Il nostro favore va a chi e a ciò che è ricco. La preferenza di Dio va a chi è mancante, perché il povero è ricco di fede, cioè di fiducia.
Fratelli miei, la vostra fede nel Signore nostro Gesù Cristo, Signore della gloria, sia immune da favoritismi personali. Supponiamo che, in una delle vostre riunioni, entri qualcuno con un anello d’oro al dito, vestito lussuosamente, ed entri anche un povero con un vestito logoro. Se guardate colui che è vestito lussuosamente e gli dite: «Tu siediti qui, comodamente», e al povero dite: «Tu mettiti là, in piedi», oppure: «Siediti qui ai piedi del mio sgabello», non fate forse discriminazioni e non siete giudici dai giudizi perversi? Ascoltate, fratelli miei carissimi: Dio non ha forse scelto i poveri agli occhi del mondo, che sono ricchi nella fede ed eredi del Regno, promesso a quelli che lo amano? (Gc 2,1-5)
In questa lettera incontriamo la logica evangelica di Giacomo verso i poveri. Ci mette davanti agli occhi la differenza del nostro sguardo e quello del Signore: Dio preferisce i poveri.
Il nostro favore va a chi e a ciò che è ricco. La preferenza di Dio va a chi è mancante, perché il povero è ricco di fede, cioè di fiducia. Le povertà di cui leggiamo nella Scrittura vanno intese non solo e non tanto in senso fisico, ma anche psicologico, spirituale, sociale, culturale, ecc.
I ricchi e i potenti godono privilegi e posti d’onore. Noi tutti cristiani non possiamo seguire queste logiche che sono del mondo, non dobbiamo fare distinzioni di persone in base alla loro ricchezza e al loro potere.
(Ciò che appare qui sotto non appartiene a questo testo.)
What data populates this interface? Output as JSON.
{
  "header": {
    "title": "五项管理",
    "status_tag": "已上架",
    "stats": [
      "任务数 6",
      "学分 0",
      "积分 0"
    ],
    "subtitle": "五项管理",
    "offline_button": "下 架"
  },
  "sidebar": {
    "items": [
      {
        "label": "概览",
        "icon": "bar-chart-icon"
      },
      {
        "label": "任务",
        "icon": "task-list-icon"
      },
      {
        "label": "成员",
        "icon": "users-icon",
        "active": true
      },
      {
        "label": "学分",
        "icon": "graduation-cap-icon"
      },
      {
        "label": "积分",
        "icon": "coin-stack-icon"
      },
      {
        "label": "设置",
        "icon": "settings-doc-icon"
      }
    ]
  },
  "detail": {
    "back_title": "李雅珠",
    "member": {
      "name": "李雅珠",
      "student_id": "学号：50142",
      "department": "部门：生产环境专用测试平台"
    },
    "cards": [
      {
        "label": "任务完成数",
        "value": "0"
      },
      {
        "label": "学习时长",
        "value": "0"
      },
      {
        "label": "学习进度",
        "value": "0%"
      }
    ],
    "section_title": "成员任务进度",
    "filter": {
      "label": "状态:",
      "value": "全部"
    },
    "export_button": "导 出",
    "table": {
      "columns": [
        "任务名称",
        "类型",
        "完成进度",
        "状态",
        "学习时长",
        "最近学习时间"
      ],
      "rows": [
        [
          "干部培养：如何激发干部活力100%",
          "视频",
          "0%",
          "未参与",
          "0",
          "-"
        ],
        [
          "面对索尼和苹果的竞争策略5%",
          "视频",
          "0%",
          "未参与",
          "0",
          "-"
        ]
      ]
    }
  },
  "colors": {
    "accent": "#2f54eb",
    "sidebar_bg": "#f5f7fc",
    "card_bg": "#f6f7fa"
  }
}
Giacomo ci ricorda dove è fondata la nostra fede: è nel Signore della gloria. L’unica gloria è dunque a Dio non agli uomini, per quanto importanti siano. Per farsi ben comprendere ci presenta un esempio concreto già ascoltato.
Giacomo esorta coloro che ascoltano, e oggi siamo noi, a trattare il ricco e il povero allo stesso modo. La comunità che fa discriminazioni adotta lo spirito del mondo. È una tentazione molto forte quella di privilegiare il ricco nella speranza di riceverne qualche favore. Il povero, l’oppresso, il debole è sempre al centro dell’attenzione di Dio. Per poveri la Bibbia intende tutti coloro che nella vita sono meno favoriti, coloro che soffrono di essere scartati.
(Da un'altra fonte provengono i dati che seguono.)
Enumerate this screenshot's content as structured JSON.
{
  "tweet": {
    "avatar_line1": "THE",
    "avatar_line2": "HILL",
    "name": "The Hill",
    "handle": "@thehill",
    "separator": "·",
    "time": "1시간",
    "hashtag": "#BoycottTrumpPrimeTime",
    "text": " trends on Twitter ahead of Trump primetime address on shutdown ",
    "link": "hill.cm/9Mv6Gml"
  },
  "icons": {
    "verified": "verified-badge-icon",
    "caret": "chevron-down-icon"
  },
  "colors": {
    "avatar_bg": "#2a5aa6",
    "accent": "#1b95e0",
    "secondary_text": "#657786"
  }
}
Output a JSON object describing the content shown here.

È a questi che la comunità cristiana deve prestare maggiore attenzione mostrando che i criteri di giudizio sono opposti a quelli del mondo.
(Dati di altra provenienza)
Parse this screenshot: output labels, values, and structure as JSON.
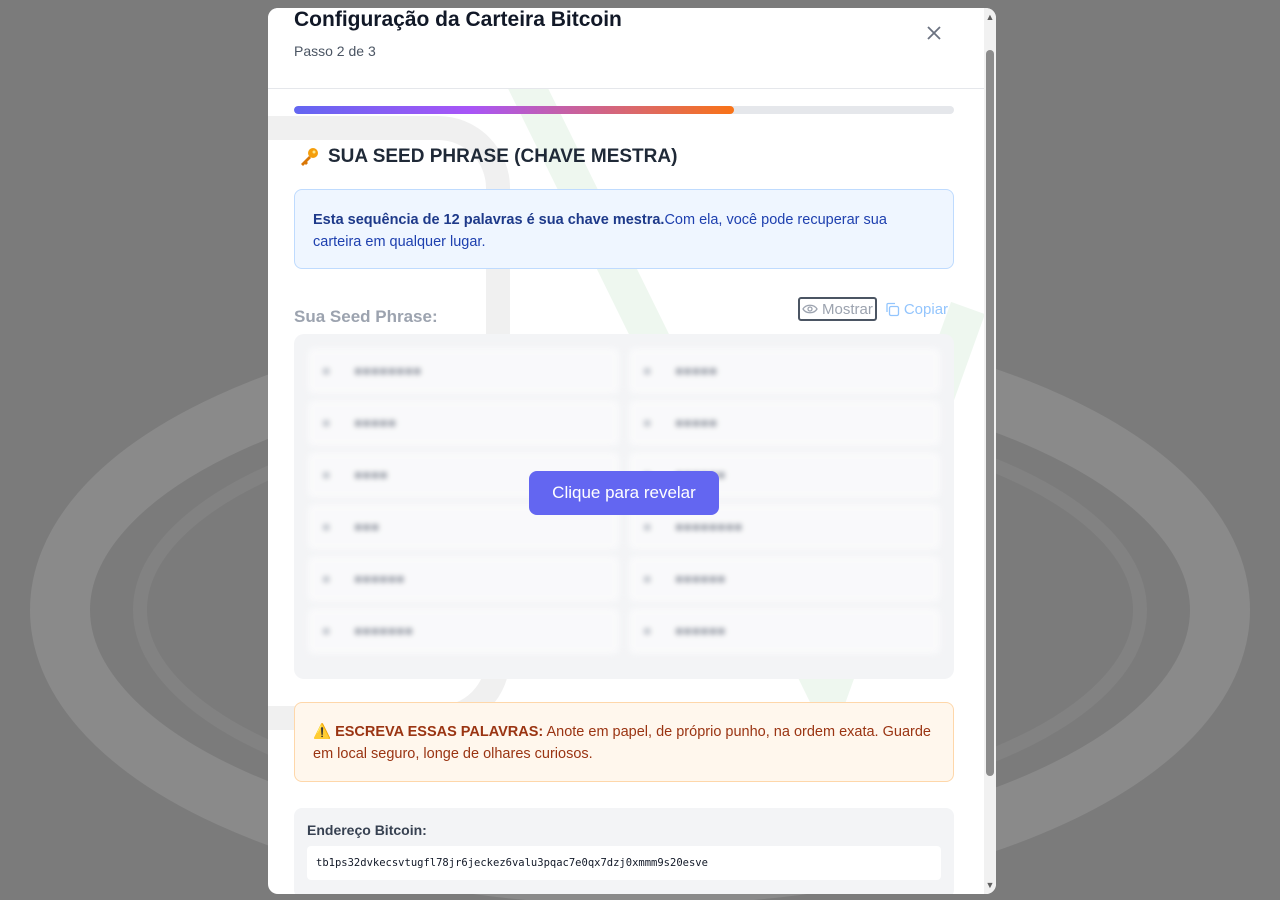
{
  "header": {
    "title": "Configuração da Carteira Bitcoin",
    "subtitle": "Passo 2 de 3",
    "close_icon": "close-icon"
  },
  "progress": {
    "fraction": 0.667
  },
  "seed_section": {
    "icon": "key-icon",
    "title": "SUA SEED PHRASE (CHAVE MESTRA)",
    "info_bold": "Esta sequência de 12 palavras é sua chave mestra.",
    "info_text": "Com ela, você pode recuperar sua carteira em qualquer lugar.",
    "label": "Sua Seed Phrase:",
    "show_label": "Mostrar",
    "copy_label": "Copiar",
    "reveal_label": "Clique para revelar"
  },
  "warning": {
    "bold": "ESCREVA ESSAS PALAVRAS:",
    "text": " Anote em papel, de próprio punho, na ordem exata. Guarde em local seguro, longe de olhares curiosos."
  },
  "address": {
    "label": "Endereço Bitcoin:",
    "value": "tb1ps32dvkecsvtugfl78jr6jeckez6valu3pqac7e0qx7dzj0xmmm9s20esve"
  },
  "colors": {
    "accent": "#6366f1",
    "info_bg": "#eff6ff",
    "warning_bg": "#fff7ed",
    "backdrop": "#7b7b7b"
  }
}
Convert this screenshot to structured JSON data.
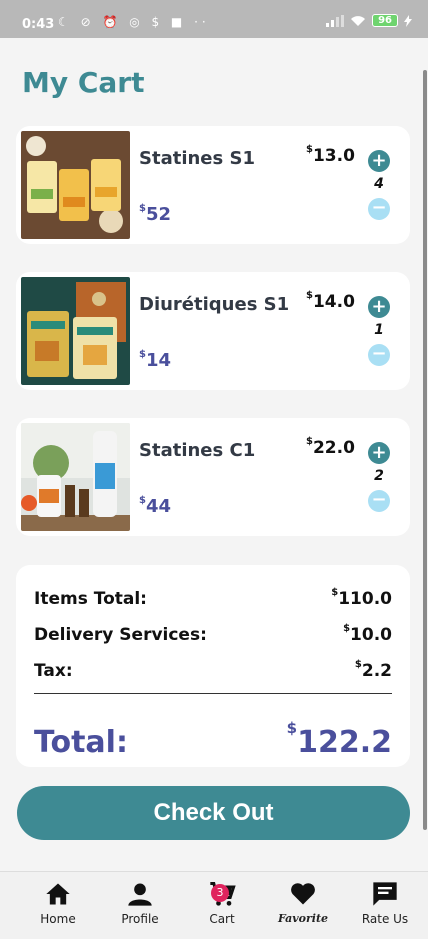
{
  "status_bar": {
    "time": "0:43",
    "left_icons": "☾ ⊘ ⏰ ◎ $ ■ ··",
    "battery": "96"
  },
  "page": {
    "title": "My Cart"
  },
  "cart_items": [
    {
      "name": "Statines S1",
      "price": "13.0",
      "quantity": "4",
      "subtotal": "52"
    },
    {
      "name": "Diurétiques S1",
      "price": "14.0",
      "quantity": "1",
      "subtotal": "14"
    },
    {
      "name": "Statines C1",
      "price": "22.0",
      "quantity": "2",
      "subtotal": "44"
    }
  ],
  "summary": {
    "items_total_label": "Items Total:",
    "items_total_value": "110.0",
    "delivery_label": "Delivery Services:",
    "delivery_value": "10.0",
    "tax_label": "Tax:",
    "tax_value": "2.2",
    "total_label": "Total:",
    "total_value": "122.2",
    "currency": "$"
  },
  "checkout_label": "Check Out",
  "bottom_nav": {
    "items": [
      {
        "label": "Home",
        "icon": "home-icon"
      },
      {
        "label": "Profile",
        "icon": "person-icon"
      },
      {
        "label": "Cart",
        "icon": "cart-icon",
        "badge": "3"
      },
      {
        "label": "Favorite",
        "icon": "heart-icon"
      },
      {
        "label": "Rate Us",
        "icon": "chat-icon"
      }
    ]
  },
  "colors": {
    "accent": "#3e8a93",
    "price_text": "#4a4f9c",
    "minus_button": "#a9dff4",
    "badge": "#e0245e"
  }
}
Dio ha scelto di incarnarsi nella povertà, sperimentando la povertà assoluta sulla croce. Impariamo a contemplarla pregando di darci occhi in grado di riconoscere il povero, un cuore capace di amore con gratuità. San Benedetto è molto chiaro a questo riguardo: «Tutti gli ospiti che giungono in monastero siano ricevuti come Cristo, poiché un giorno egli dirà: “Sono stato ospite e mi avete accolto” e a tutti si renda il debito onore, ma in modo particolare ai nostri confratelli e ai pellegrini» (RB, cap.53, versi 1 2).
Prendiamoci questo impegno: rileggiamo il Vangelo secondo Matteo capitolo 23,34-40.
Il giudizio finale non è scritto da Dio alla fine. Lo scriviamo noi, ora al presente, con ciò che facciamo noi verso l’ultimo.
Meditiamo:
- Qual è il mio atteggiamento verso i poveri?
- È sufficiente essere povero per essere ricco nella fede?
- Come coltivo la mia relazione con Dio? Forse ricorro a Dio soltanto nel bisogno?
- Ho l’abitudine di ringraziare Dio per tutto?